Because buildings’ energy use levels aren’t constant, national electricity grids always have to seamlessly balance supply with this fluctuating demand. If this load management isn’t properly carried out, it could lead to higher costs, wasted power or power outages. The increasing use of renewable energy sources further complicates supply and demand. Electrical energy can’t be easily stored and renewable sources don’t produce a continuous predictable output such as when the Sun doesn’t shine or the wind doesn’t blow. Demand needs to be adjusted since supply can’t be easily controlled. This process is known as demand response (DR). It involves shifting electricity use from times with little renewable energy production to when there is more. DR has great potential to make electricity grids more flexible.

Making the most of renewable energy sources

The EU-funded Sim4Blocks project tested DR in blocks of buildings. By looking at blocks rather than single homes, it examined more ways of applying DR, from individuals living in the home to transmission system operators who ensure energy systems’ stability. “The focus was on the development of innovative DR solutions for smaller residential and commercial customers,” explained coordinator Wolfram Mollenkopf. “The project combined decentralised energy management technology at the building block scale to enable DR.” The Sim4Blocks team tested DR systems and services at three pilot sites in Germany, Spain and Switzerland. The sites were blocks of highly energy-efficient buildings with different energy systems and regulatory conditions. The natural fluctuations of renewable energy sources were considered to adapt the electricity consumption to the supply. A special feature of the Swiss and German pilot sites was that a local heating network supplied a building cluster with decentralised heat pumps. The aim was to optimise the operation of the heat pumps in terms of flexible electricity tariffs, participation in power markets and photovoltaic electricity self-consumption. At the Spanish site, team members determined the optimal electricity consumption for residents of a large residential building complex by using self learning algorithms.
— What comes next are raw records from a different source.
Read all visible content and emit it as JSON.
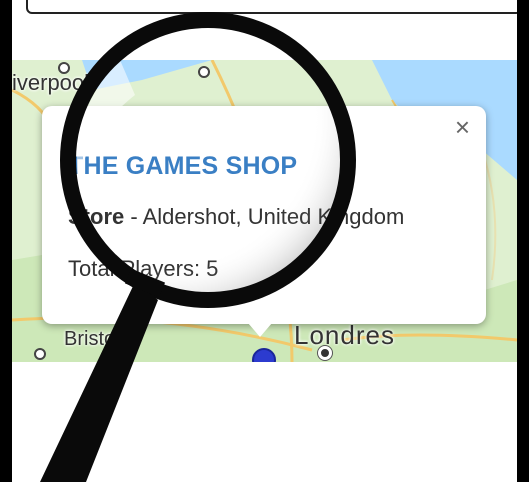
{
  "map": {
    "labels": {
      "liverpool": "iverpool",
      "bristol": "Bristol",
      "londres": "Londres"
    },
    "marker_color": "#2c3bcf"
  },
  "popup": {
    "close_symbol": "×",
    "title": "THE GAMES SHOP",
    "store_type": "Store",
    "separator": " - ",
    "location": "Aldershot, United Kingdom",
    "players_label": "Total Players: 5",
    "title_color": "#3a7fc4"
  },
  "overlay": {
    "icon": "magnifying-glass-icon"
  }
}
Innovative energy management

To flexibly operate heat pumps, project partners developed and tested software prototypes, optimisation algorithms and their corresponding interfaces for intuitive user interaction. At the German site, they rolled out an app to increase self-consumption in municipalities. At the Spanish site, a second app was created to present potential monetary savings for residents while encouraging them to control their electrical loads. Results showed that the heat pumps have huge potential for flexibility, but until now uniform interfaces were missing. In addition, it’s possible to manage clusters of heat pumps by an aggregator to deliver negative reserve power. An aggregator is a business entity enabling smooth cooperation between a system operator and small customers to trade electric power. Overall, acceptance of the new technology by residents was promising, but bigger incentives are needed to boost participation levels. “By widely implementing load management, more renewable energies can be better integrated into the electricity mix while requiring smaller investments in grid infrastructure,” concludes Mollenkopf. “Better awareness of and engagement in energy use in blocks of buildings will lead to electricity price savings and less grid usage charges.”